Time is a Gift

How many times have I wrapped up yet another sweater or book that was carefully chosen as a gift for a loved one and felt somehow that I was getting it all wrong? Not that my husband wouldn’t like the color of the sweater, or my friend would find the book dull, but the idea of a real gift was somehow lost by the ordinariness of just buying something. Sometimes I made things, knit, sewn or cooked by my own hands, yet still it was just something that eventually made it to the back reaches of drawers or cupboards, mostly forgotten, even if much appreciated.

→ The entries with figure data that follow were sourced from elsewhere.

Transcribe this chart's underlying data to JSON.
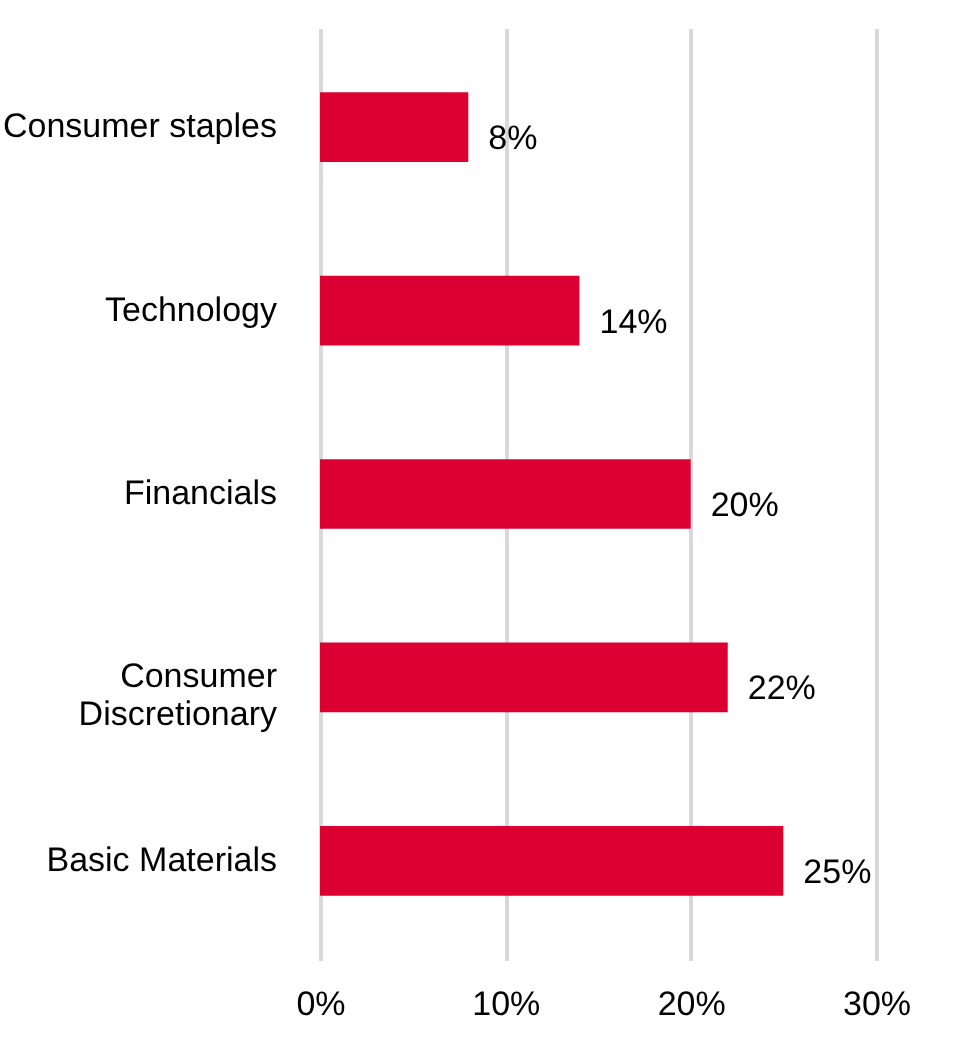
{
  "chart_data": {
    "type": "bar",
    "orientation": "horizontal",
    "categories": [
      "Consumer staples",
      "Technology",
      "Financials",
      "Consumer Discretionary",
      "Basic Materials"
    ],
    "values": [
      8,
      14,
      20,
      22,
      25
    ],
    "value_labels": [
      "8%",
      "14%",
      "20%",
      "22%",
      "25%"
    ],
    "color": "#dc0032",
    "xlim": [
      0,
      30
    ],
    "xticks": [
      {
        "value": 0,
        "label": "0%"
      },
      {
        "value": 10,
        "label": "10%"
      },
      {
        "value": 20,
        "label": "20%"
      },
      {
        "value": 30,
        "label": "30%"
      }
    ],
    "grid": "x"
  }
}
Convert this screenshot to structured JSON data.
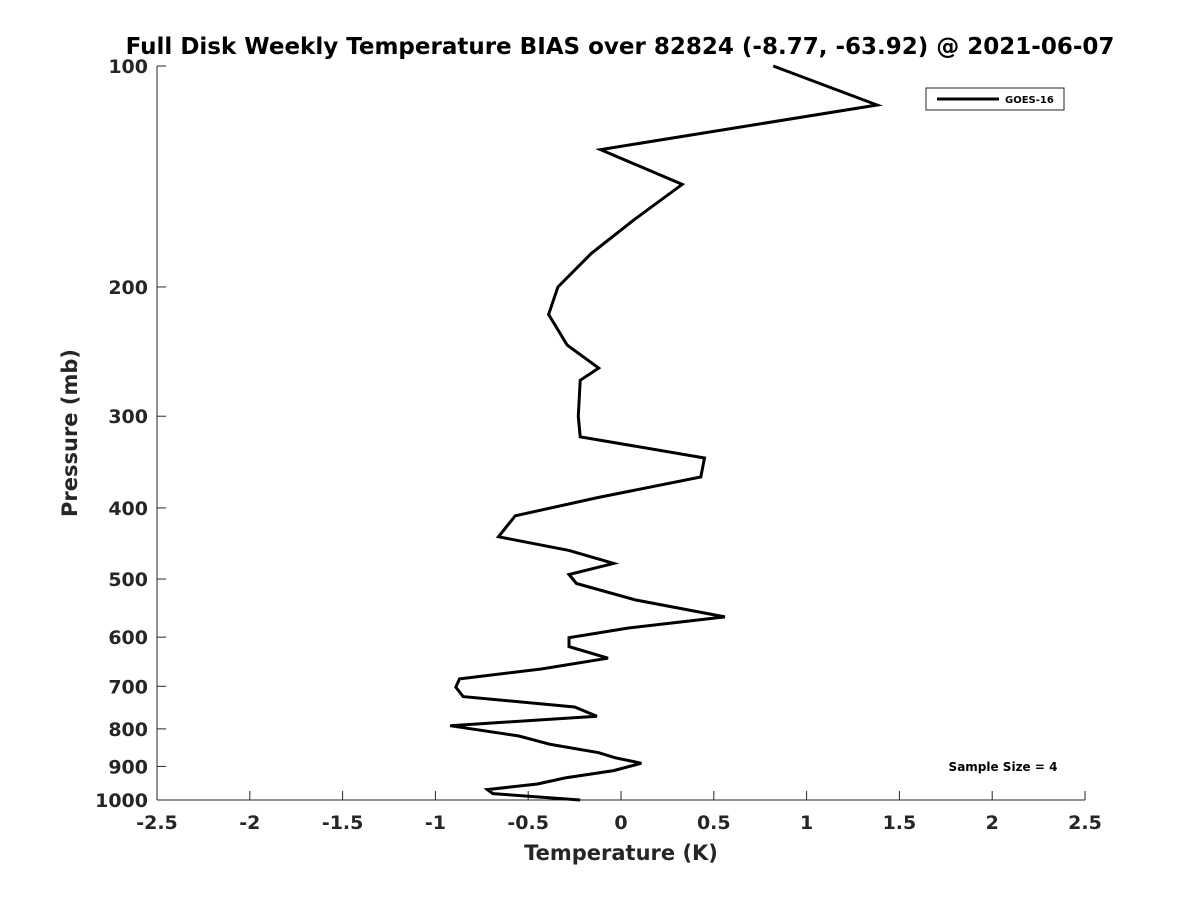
{
  "chart_data": {
    "type": "line",
    "title": "Full Disk Weekly Temperature BIAS over 82824 (-8.77, -63.92) @ 2021-06-07",
    "xlabel": "Temperature (K)",
    "ylabel": "Pressure (mb)",
    "xlim": [
      -2.5,
      2.5
    ],
    "ylim": [
      100,
      1000
    ],
    "yscale": "log",
    "yreversed": true,
    "xticks": [
      -2.5,
      -2,
      -1.5,
      -1,
      -0.5,
      0,
      0.5,
      1,
      1.5,
      2,
      2.5
    ],
    "xtick_labels": [
      "-2.5",
      "-2",
      "-1.5",
      "-1",
      "-0.5",
      "0",
      "0.5",
      "1",
      "1.5",
      "2",
      "2.5"
    ],
    "yticks": [
      100,
      200,
      300,
      400,
      500,
      600,
      700,
      800,
      900,
      1000
    ],
    "ytick_labels": [
      "100",
      "200",
      "300",
      "400",
      "500",
      "600",
      "700",
      "800",
      "900",
      "1000"
    ],
    "grid": false,
    "legend_position": "top-right",
    "annotation": "Sample Size = 4",
    "series": [
      {
        "name": "GOES-16",
        "color": "#000000",
        "x": [
          0.82,
          1.38,
          -0.11,
          0.33,
          0.07,
          -0.16,
          -0.34,
          -0.39,
          -0.29,
          -0.12,
          -0.22,
          -0.23,
          -0.22,
          0.45,
          0.43,
          -0.12,
          -0.57,
          -0.66,
          -0.28,
          -0.04,
          -0.28,
          -0.24,
          0.08,
          0.56,
          0.04,
          -0.28,
          -0.28,
          -0.07,
          -0.43,
          -0.87,
          -0.89,
          -0.85,
          -0.25,
          -0.13,
          -0.92,
          -0.55,
          -0.38,
          -0.12,
          -0.03,
          0.11,
          -0.04,
          -0.3,
          -0.45,
          -0.72,
          -0.69,
          -0.22
        ],
        "y": [
          100,
          113,
          130,
          145,
          162,
          180,
          200,
          218,
          240,
          258,
          268,
          300,
          320,
          342,
          363,
          387,
          410,
          438,
          457,
          476,
          493,
          507,
          534,
          563,
          583,
          601,
          618,
          641,
          663,
          684,
          702,
          723,
          747,
          769,
          792,
          818,
          840,
          862,
          876,
          891,
          912,
          933,
          951,
          968,
          980,
          1000
        ]
      }
    ]
  }
}
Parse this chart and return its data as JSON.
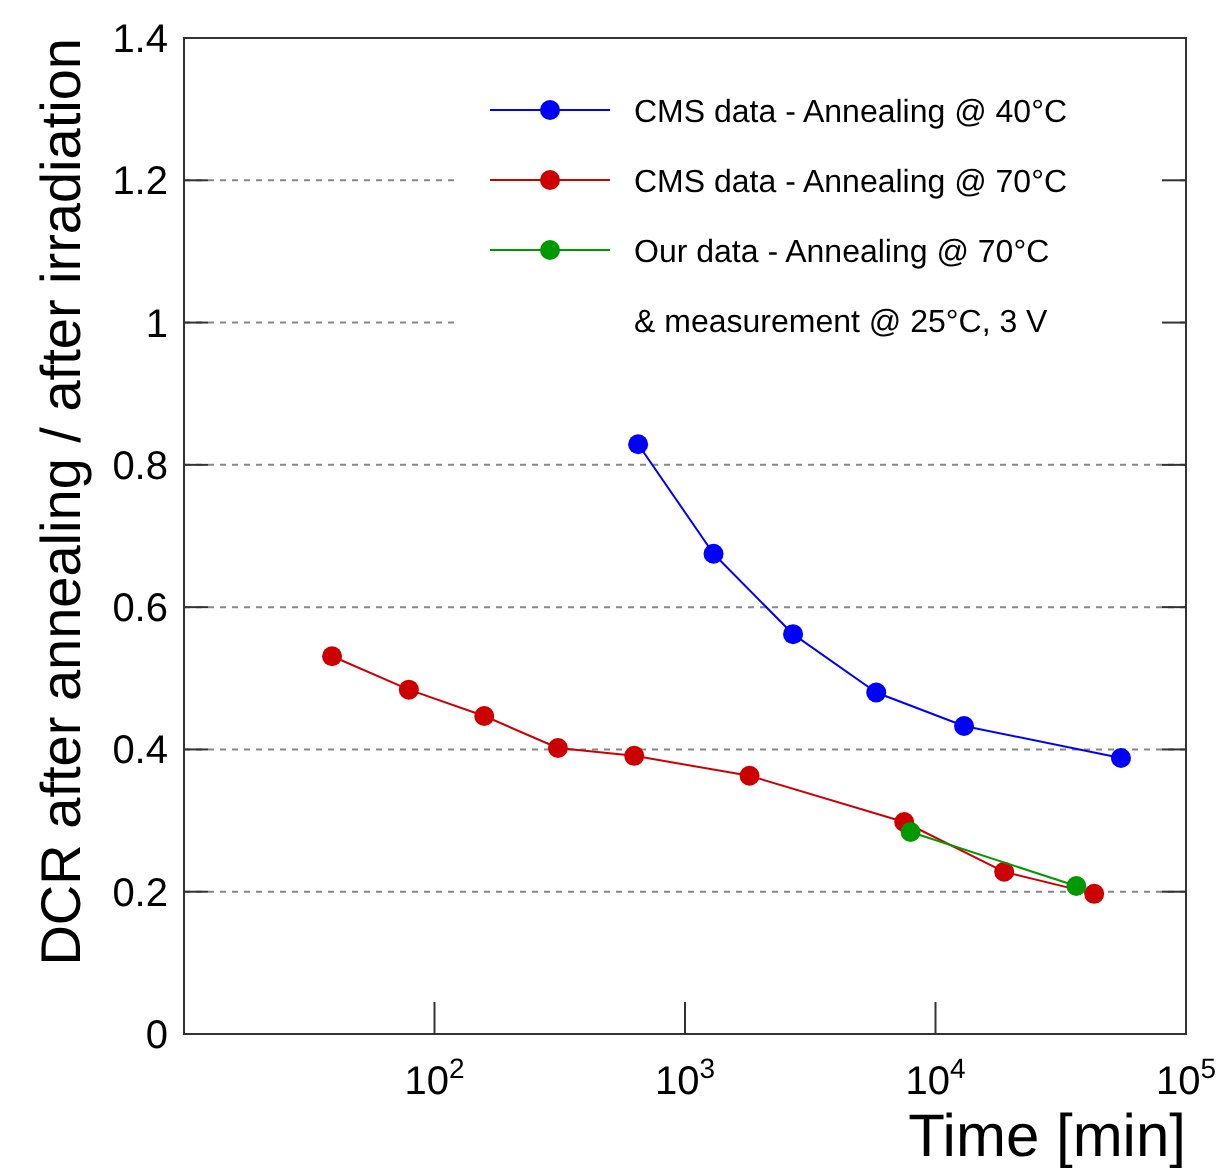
{
  "chart_data": {
    "type": "line",
    "xlabel": "Time [min]",
    "ylabel": "DCR after annealing / after irradiation",
    "log": "x",
    "xlim": [
      10,
      100000
    ],
    "xticks": [
      {
        "value": 100,
        "label": "10$^{2}$"
      },
      {
        "value": 1000,
        "label": "10$^{3}$"
      },
      {
        "value": 10000,
        "label": "10$^{4}$"
      },
      {
        "value": 100000,
        "label": "10$^{5}$"
      }
    ],
    "ylim": [
      0,
      1.4
    ],
    "yticks": [
      0,
      0.2,
      0.4,
      0.6,
      0.8,
      1,
      1.2,
      1.4
    ],
    "grid": "y",
    "legend": "top right",
    "marker": "circle",
    "line_style": "solid",
    "series": [
      {
        "name": "CMS data - Annealing @ 40°C",
        "color": "#0000ff",
        "x": [
          650,
          1300,
          2700,
          5800,
          13000,
          55000
        ],
        "values": [
          0.829,
          0.675,
          0.562,
          0.48,
          0.433,
          0.388
        ]
      },
      {
        "name": "CMS data - Annealing @ 70°C",
        "color": "#cc0000",
        "x": [
          39,
          79,
          158,
          311,
          627,
          1810,
          7500,
          18800,
          43000
        ],
        "values": [
          0.531,
          0.484,
          0.447,
          0.402,
          0.391,
          0.363,
          0.298,
          0.228,
          0.197
        ]
      },
      {
        "name": "Our data - Annealing @ 70°C\n& measurement @ 25°C, 3 V",
        "color": "#009900",
        "x": [
          7950,
          36500
        ],
        "values": [
          0.284,
          0.208
        ]
      }
    ]
  }
}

In this crazy world we live in, hamstrung by work, family and money obligations, the most valuable currency we have is that of time. Spending the equivalent of a day’s wages on a gift may mean a big financial sacrifice, but taking the day off to celebrate love, rekindle friendship, to laugh and to connect in person with the people who matter most is usually an even bigger challenge. I decided that I wanted to find time instead of buy gifts as a much more meaningful, and memorable gesture of caring and appreciation. I was going to organize a simple visit or outing to say in person, in “real” time, that this birthday, this anniversary, this special occasion is special enough for me to drop everything and make a personal appearance to say so. It’s me, not the pot of flowers that should make a surprise appearance on my friend’s doorstep as a reminder that we are connected in a deep and meaningful way. The flowers last a few days, the memory of a surprise visit where time is the gift, lives on.

The beauty of time as a gift is that it doesn’t need any specific occasion really, we just give it generously to those who deserve it the most because, as our most precious commodity, the sharing of it is intrinsically meaningful. To make time in a hectic schedule, where dental appointments and exercise classes complete with making a living, making dinner and doing homework with the kids, is no easy task sometimes. But that is why the leisurely coffee with your recently divorced friend, or your sister who is home with a cold, matters so much.

Presents are lovely tokens of our thoughtfulness of our desire to show in a tangible way that we are thinking of how special and dear someone is to us. Giving our time, to listen, and laugh or help out is better than anything in a box because it remains long after the gift-wrapping is discarded.